MALAYSIA'S openness towards foreign workers is again being challenged. Its people are being denigrated for being abusive employers, as if this is the rule.
Perhaps the time has come for those unfairly maligned to speak up or forever hold their peace and get on with doing the work for themselves and not rely on imported labour. Given that the government has to bear with so much undeserved flak -- and this trivial though humanitarian matter is causing friction with Indonesia and Cambodia -- why not just reduce the number entering the country as workers until such time as a properly regulated free movement of labour can be agreed to in Asean?
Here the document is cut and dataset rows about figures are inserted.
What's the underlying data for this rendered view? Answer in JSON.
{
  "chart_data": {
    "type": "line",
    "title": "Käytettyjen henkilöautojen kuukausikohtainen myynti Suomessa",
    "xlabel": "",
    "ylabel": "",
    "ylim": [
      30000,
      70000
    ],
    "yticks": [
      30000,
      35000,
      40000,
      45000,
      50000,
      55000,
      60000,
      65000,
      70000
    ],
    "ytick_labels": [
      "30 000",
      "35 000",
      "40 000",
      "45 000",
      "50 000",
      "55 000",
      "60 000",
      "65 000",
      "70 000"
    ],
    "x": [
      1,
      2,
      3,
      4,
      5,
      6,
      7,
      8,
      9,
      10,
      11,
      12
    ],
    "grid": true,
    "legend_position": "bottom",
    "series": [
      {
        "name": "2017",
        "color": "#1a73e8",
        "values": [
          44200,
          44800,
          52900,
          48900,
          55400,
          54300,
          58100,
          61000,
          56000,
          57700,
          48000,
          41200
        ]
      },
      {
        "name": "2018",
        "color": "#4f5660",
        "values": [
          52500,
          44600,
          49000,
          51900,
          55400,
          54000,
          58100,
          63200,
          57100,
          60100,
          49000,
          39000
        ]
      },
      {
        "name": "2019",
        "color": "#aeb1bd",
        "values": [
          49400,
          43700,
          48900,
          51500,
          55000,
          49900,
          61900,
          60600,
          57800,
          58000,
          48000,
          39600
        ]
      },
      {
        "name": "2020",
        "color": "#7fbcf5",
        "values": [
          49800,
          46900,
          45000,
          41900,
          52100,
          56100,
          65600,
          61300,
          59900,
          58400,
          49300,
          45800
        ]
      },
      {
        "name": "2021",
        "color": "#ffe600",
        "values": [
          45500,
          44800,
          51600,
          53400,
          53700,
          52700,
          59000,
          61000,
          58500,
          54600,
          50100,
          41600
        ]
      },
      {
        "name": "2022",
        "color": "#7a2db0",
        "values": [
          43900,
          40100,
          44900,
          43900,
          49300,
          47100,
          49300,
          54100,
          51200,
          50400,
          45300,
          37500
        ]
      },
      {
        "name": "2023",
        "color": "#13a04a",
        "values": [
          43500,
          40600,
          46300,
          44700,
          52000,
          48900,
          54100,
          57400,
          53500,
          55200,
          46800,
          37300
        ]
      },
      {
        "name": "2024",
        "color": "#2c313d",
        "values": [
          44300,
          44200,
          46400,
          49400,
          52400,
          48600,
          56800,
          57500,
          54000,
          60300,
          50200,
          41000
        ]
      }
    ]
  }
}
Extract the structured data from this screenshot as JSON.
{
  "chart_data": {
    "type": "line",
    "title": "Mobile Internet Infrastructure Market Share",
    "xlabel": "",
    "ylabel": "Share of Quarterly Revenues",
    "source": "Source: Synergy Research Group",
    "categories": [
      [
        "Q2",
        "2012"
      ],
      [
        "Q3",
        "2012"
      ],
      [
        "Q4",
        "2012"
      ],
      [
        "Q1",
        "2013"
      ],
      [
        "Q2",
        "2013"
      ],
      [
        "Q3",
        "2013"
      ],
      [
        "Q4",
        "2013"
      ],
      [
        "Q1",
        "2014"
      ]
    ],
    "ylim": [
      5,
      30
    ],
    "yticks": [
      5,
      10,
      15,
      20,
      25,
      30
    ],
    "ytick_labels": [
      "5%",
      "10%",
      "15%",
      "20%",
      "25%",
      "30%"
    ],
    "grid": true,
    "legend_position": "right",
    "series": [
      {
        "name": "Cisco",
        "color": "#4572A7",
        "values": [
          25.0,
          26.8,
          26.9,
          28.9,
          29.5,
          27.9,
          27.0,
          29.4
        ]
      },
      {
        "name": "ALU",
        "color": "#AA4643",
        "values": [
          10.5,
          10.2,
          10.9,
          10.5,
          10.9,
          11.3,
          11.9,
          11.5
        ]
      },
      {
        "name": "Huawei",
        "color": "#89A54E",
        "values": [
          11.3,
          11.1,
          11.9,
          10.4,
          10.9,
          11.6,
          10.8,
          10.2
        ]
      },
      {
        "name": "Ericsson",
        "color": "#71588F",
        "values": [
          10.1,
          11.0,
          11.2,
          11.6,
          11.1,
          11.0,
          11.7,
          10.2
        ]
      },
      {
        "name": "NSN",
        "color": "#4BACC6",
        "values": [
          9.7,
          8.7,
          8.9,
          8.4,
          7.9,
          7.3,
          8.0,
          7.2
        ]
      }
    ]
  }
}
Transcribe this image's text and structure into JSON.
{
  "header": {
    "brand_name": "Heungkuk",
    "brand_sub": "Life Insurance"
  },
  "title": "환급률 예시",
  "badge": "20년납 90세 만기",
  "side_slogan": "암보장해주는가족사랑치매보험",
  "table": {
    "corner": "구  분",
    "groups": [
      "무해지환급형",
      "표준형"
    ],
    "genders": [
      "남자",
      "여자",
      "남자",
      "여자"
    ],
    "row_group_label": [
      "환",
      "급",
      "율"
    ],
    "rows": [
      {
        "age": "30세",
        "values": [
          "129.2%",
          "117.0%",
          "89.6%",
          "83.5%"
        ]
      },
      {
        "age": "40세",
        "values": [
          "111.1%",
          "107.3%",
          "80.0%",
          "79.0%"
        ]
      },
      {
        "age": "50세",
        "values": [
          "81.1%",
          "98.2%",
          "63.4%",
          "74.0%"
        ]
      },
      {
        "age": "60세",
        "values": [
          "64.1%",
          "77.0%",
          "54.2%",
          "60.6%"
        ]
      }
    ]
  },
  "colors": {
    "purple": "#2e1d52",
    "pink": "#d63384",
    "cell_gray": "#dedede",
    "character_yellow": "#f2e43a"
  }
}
After all, ending our increasingly costly dependence on migrant workers has been part of government policy for some time.
Hiring foreigners is indeed becoming uneconomical. As the Malaysian Employers Federation has clearly stated, the laws to protect workers, be they local or foreign, are already in place, making the latter less competitive. Given the implementation of the minimum wage policy which extends to foreign employees, the difference to employers will approach zero. Furthermore, the repatriation of income to countries of origin constitutes an unnecessary leakage from our economy. As has frequently been repeated, an acute dependence on foreign workers has hidden costs, such as in the displacement of locals. More insiduously, access to low-paid foreigners holds back the economy from moving up the value chain and keeps it stuck in low-wage production. Malaysian firms are thus obliged to manage things so that any reliance on imported workers is pared down to a minimum. So far, however, few have done so. The foreign worker seems to have become an indispensable part of both society and the economy. Every attempt to get employers off foreign labour has been greeted with groans of addiction withdrawal and pitiful appeals for help.
For as long as their pockets are not hit, most employers will prefer the easy way out. A new mindset must be nurtured, one that shames the cheap skate into greater innovation and self-reliance. There is a need for a transformation of the Malaysian economic mentality from the current insipid consumerism to the responsible citizen ever mindful of the hurt actions can do to the nation. It is this lethargy that makes the country such an easy target in capitals like Jakarta, rightly or wrongly. Indeed, we must be vigilant about the welfare of those we employ, in which case many Malaysians would not be able to afford maids or the many other workers we claim we cannot do without.